As Fushi comes to in Snow Boy form, he realizes he is feeling pain, but it’s not his own, it’s Gugu’s. Whether due to their familial bond, the Nokker’s armpit injection, or both, Fushi can feel what Gugu feels…and it’s not good. Gugu’s broad back and trunk-like arms are the only things keeping untold amounts of rubble from crushing Rean to death.

It’s a situation that ironically and heartbreakingly traps the two in what is physically a very romantic and intimate position. Gugu takes the time to reassure Rean, even as blood starts to drip from his open mask. She sits up to kiss his face. He tells her he loves her. Then he dies, but we don’t see the moment it happens. Instead, we know it to be true for a fact because Fushi transforms into him.

Despite being distraught over losing his brother and best friend, Fushi wastes no time using his new Gugu form to fight the Nokker, blasting it repeatedly with flames and eventually getting it to leap into the ocean to chase him, where it eventually self-destructs, leaving only the weak, squishy core to slither away into the depths.

Fushi’s Creator appears to tell him which way the Nokker went, and tells him to go after it. He doesn’t, and once again the Creator doesn’t force him to do anything, though he does ask if it’s really already for the Nokker to make off with “a part of him”. Right now that doesn’t matter to Fushi, who has already lost a part of himself in Gugu, who died saving Rean’s life one more time.

In a scene reminiscent of Adult March after she died, Gugu finds that his face has healed and he has reunited with everyone: Booze Man, Pioran, Rean, Shin…but wonders where Fushi is. That’s when the illusion crumbles. After his soul spends a little while longer with a distraught Fushi, telling him he has no regrets, Rean runs back to the Booze Man’s house as soon as she’s healed from her injuries.

Fushi panics, not wanting to appear as the younger Fushi before Rean, but with his March form stolen by the Nokker the only other human form he can assume is Gugu.

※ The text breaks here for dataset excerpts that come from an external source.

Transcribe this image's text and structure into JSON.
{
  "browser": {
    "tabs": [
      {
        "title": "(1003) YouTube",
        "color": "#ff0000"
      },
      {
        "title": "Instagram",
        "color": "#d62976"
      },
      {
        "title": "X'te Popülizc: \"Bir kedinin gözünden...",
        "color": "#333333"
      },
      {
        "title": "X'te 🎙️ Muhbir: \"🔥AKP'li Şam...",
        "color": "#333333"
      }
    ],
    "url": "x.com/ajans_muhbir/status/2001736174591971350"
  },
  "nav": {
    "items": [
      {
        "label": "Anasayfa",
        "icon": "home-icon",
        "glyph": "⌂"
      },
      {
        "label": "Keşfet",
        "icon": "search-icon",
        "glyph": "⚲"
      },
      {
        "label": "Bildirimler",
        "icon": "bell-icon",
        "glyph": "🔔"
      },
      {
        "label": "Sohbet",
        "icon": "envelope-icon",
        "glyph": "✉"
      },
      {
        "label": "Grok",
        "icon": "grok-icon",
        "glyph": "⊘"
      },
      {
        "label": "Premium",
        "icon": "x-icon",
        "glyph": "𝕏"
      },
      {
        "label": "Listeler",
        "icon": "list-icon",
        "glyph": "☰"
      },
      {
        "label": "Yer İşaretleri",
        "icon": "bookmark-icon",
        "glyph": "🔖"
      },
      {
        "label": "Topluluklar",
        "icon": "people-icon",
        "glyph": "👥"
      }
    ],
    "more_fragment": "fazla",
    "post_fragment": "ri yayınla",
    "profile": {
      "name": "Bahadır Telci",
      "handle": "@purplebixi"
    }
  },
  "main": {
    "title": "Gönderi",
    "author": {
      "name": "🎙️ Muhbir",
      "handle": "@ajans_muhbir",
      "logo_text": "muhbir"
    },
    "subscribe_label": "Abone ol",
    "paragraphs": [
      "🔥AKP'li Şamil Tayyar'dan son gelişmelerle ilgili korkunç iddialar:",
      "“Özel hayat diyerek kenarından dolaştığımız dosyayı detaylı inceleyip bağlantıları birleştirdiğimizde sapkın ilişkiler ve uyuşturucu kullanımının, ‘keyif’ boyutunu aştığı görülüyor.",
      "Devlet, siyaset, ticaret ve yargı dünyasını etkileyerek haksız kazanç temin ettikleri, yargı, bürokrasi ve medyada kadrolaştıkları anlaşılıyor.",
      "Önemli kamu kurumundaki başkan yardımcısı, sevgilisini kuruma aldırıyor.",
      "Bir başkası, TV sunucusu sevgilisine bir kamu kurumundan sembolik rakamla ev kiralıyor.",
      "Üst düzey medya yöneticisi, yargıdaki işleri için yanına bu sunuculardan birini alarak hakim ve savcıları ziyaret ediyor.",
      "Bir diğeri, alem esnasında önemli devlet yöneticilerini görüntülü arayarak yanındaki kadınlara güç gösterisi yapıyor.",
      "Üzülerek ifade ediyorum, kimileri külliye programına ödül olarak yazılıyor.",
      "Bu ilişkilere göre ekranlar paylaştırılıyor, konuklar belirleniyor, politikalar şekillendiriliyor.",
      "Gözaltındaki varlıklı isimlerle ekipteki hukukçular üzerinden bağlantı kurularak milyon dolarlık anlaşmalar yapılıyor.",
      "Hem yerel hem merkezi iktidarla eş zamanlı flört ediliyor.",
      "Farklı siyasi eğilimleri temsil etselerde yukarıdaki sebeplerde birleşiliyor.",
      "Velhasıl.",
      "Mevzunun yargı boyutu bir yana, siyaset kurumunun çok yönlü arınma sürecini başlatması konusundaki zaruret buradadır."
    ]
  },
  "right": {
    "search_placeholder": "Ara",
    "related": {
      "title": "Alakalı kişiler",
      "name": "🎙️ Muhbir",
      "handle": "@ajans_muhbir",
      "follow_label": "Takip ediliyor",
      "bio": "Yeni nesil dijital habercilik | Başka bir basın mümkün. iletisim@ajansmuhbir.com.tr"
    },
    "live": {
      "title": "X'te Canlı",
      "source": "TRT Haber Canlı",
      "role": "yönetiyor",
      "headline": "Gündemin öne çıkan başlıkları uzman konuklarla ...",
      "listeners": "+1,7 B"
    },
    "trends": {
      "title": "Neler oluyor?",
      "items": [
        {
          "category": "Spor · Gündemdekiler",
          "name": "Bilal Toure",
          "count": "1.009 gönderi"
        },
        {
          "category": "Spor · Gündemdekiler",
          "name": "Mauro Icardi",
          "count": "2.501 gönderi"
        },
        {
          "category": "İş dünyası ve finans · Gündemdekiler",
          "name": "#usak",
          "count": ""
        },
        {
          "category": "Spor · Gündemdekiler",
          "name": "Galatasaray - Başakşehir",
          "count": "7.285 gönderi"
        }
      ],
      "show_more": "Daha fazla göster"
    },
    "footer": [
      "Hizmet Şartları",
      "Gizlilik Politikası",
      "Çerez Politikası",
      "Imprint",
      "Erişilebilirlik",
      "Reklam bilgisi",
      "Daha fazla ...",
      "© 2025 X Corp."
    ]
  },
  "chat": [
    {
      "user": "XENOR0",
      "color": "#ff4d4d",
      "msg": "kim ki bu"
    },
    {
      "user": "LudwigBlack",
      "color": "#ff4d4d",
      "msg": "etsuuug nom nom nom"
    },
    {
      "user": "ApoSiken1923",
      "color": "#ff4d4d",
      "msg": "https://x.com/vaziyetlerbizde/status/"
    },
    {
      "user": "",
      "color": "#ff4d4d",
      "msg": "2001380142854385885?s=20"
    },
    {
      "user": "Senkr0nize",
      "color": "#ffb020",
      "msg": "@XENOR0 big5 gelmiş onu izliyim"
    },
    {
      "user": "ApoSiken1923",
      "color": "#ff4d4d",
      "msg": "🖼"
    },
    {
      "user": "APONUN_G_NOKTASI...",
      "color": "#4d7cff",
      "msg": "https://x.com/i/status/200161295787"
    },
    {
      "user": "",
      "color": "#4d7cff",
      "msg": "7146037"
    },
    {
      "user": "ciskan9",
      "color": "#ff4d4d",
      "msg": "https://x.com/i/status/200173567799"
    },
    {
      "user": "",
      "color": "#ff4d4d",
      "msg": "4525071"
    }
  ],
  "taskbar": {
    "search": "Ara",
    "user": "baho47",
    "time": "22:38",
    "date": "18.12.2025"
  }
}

Rean mistakes him for the real thing and tells him she loves him. After they share a hug, and Fushi wonders Why am I me? Rean asks where Fushi is, and Gugu!Fushi tells her he died.

Booze Man, who already knew Fushi would be taking his leave in order to protect them from his enemies, prepares some food and money for him, and while Rean is told Gugu is only “going shopping”, a part of her surely realizes this is the last time she’ll see him, as much as she doesn’t want that to be so. So she’s glad when he refuses to take her ring back from her, as he tells her to keep it so she’ll always remember him.

A little later, Rean’s father finds her lying out in the field of purple flowers she and Gugu promised to pick together. She tells her father she won’t be getting married, because she’s in love with someone. That someone isn’t around anymore, but she’s sure Fushi is with him.